Holiday lockdown? Yes for workers facing burnout
With the holidays fast approaching, workers who are experiencing burnout would rather welcome another lockdown during the season if it means getting some respite from work, a new survey in the UK showed.
More than half of respondents polled by Hack Future Lab said they prefer to be placed under a two-week "festive lockdown" to get a chance to recover from the pressures of their job, while 73% said they have reached a "breaking point".
Three in four workers, on average, also said they have been experiencing burnout since July, around the time the majority of respondents had been ordered to return to the worksite. Overall, the top causes of burnout cited by the workers included:
• Having a demanding workload
• Seeing an increase in absenteeism among colleagues
• Struggling to adjust to old norms of working onsite amid the pandemic
All of the 2,100 respondents to the study have been called back to the workplace, yet over half are now looking forward to staying home should another lockdown be declared. They believe the holiday restrictions would give them an opportunity to break away from work and deal with their feelings of stress and anxiety, as well as the uncertainty that has only intensified post-lockdown, Hack Future Lab found.

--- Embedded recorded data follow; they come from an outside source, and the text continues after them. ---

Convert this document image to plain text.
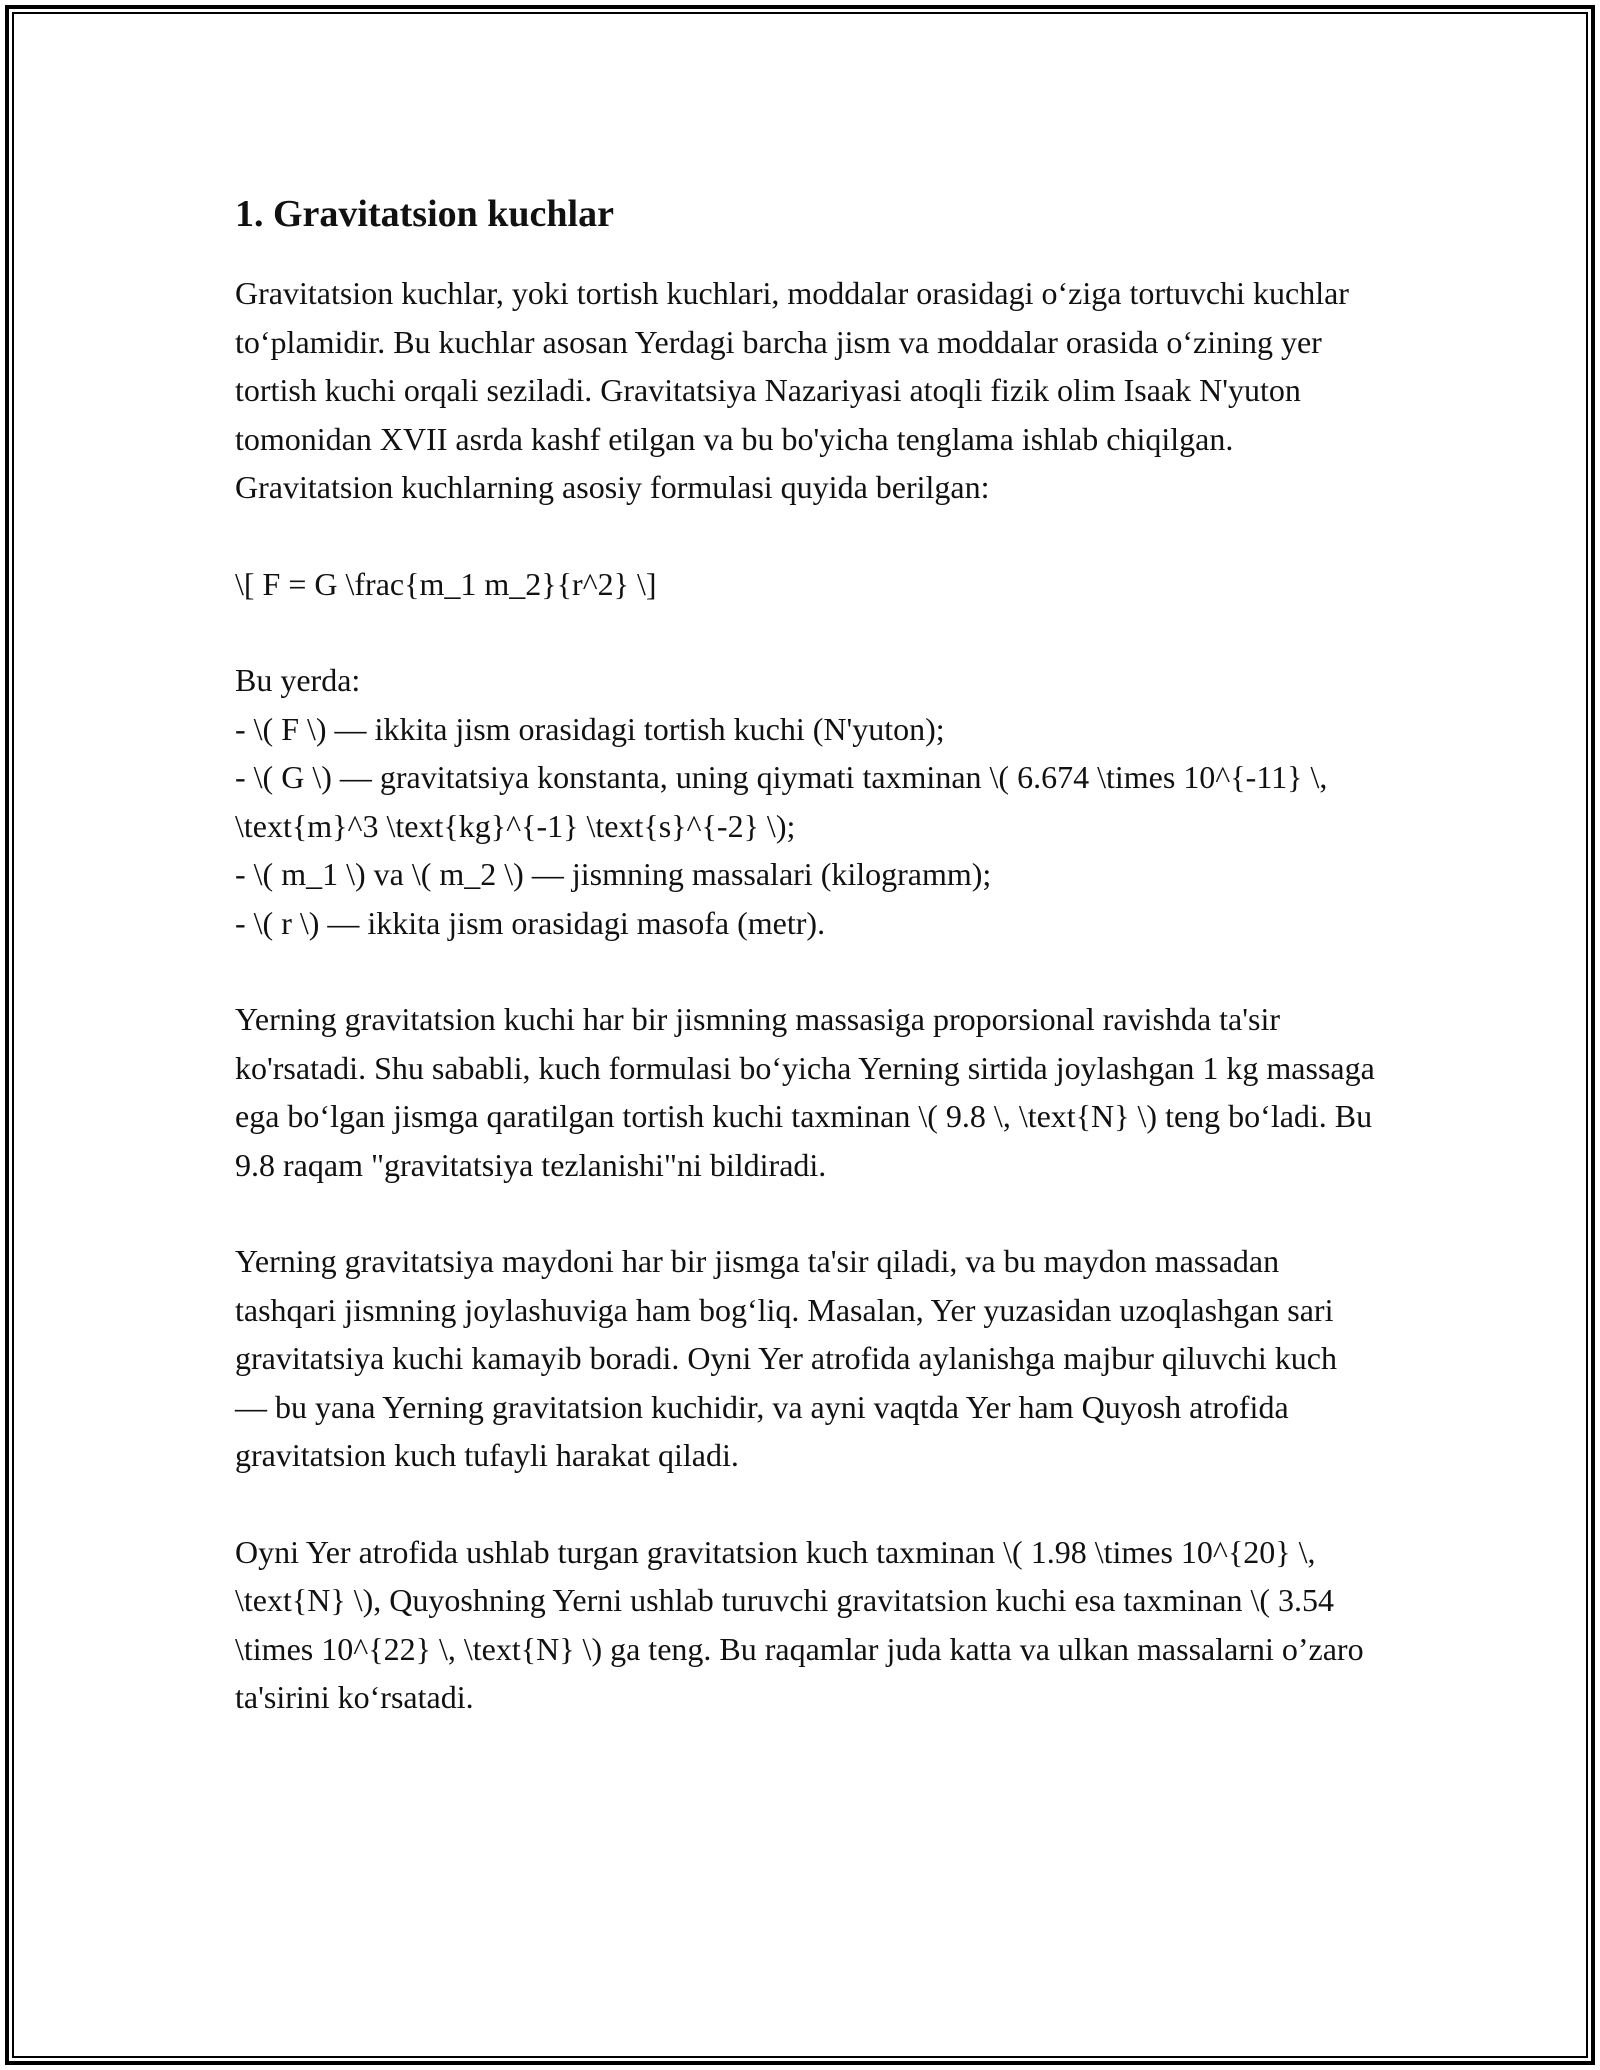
1. Gravitatsion kuchlar

Gravitatsion kuchlar, yoki tortish kuchlari, moddalar orasidagi o‘ziga tortuvchi kuchlar to‘plamidir. Bu kuchlar asosan Yerdagi barcha jism va moddalar orasida o‘zining yer tortish kuchi orqali seziladi. Gravitatsiya Nazariyasi atoqli fizik olim Isaak N'yuton tomonidan XVII asrda kashf etilgan va bu bo'yicha tenglama ishlab chiqilgan. Gravitatsion kuchlarning asosiy formulasi quyida berilgan:

\[ F = G \frac{m_1 m_2}{r^2} \]

Bu yerda:
- \( F \) — ikkita jism orasidagi tortish kuchi (N'yuton);
- \( G \) — gravitatsiya konstanta, uning qiymati taxminan \( 6.674 \times 10^{-11} \, \text{m}^3 \text{kg}^{-1} \text{s}^{-2} \);
- \( m_1 \) va \( m_2 \) — jismning massalari (kilogramm);
- \( r \) — ikkita jism orasidagi masofa (metr).

Yerning gravitatsion kuchi har bir jismning massasiga proporsional ravishda ta'sir ko'rsatadi. Shu sababli, kuch formulasi bo‘yicha Yerning sirtida joylashgan 1 kg massaga ega bo‘lgan jismga qaratilgan tortish kuchi taxminan \( 9.8 \, \text{N} \) teng bo‘ladi. Bu 9.8 raqam "gravitatsiya tezlanishi"ni bildiradi.

Yerning gravitatsiya maydoni har bir jismga ta'sir qiladi, va bu maydon massadan tashqari jismning joylashuviga ham bog‘liq. Masalan, Yer yuzasidan uzoqlashgan sari gravitatsiya kuchi kamayib boradi. Oyni Yer atrofida aylanishga majbur qiluvchi kuch — bu yana Yerning gravitatsion kuchidir, va ayni vaqtda Yer ham Quyosh atrofida gravitatsion kuch tufayli harakat qiladi.

Oyni Yer atrofida ushlab turgan gravitatsion kuch taxminan \( 1.98 \times 10^{20} \, \text{N} \), Quyoshning Yerni ushlab turuvchi gravitatsion kuchi esa taxminan \( 3.54 \times 10^{22} \, \text{N} \) ga teng. Bu raqamlar juda katta va ulkan massalarni o’zaro ta'sirini ko‘rsatadi.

This trend is called "returnism," or the mental and emotional toll of having been ordered to return to the workplace after more than a year of being in lockdown.
"For a considerable number of people, readjusting to a workplace environment and the nine-to-five has not been easy," said Terence Mauri, CEO of Hack Future Lab.
Mauri pointed to growing employer demands, along with rampant absenteeism among workers, as hurdles to their return to the workplace. These, in effect, are "placing a great strain on many employees," the CEO said.
"It is perhaps unsurprising, then, that of the 2,100 individuals we interviewed across the UK, 73% described themselves as being at 'breaking point' and that 53% would wholly welcome a winter lockdown to recharge their batteries and protect their mental health," Mauri said.
The findings are a "worrying reflection of the times," and should compel government and business leaders to look after the welfare of workers "before it is too late," the CEO said.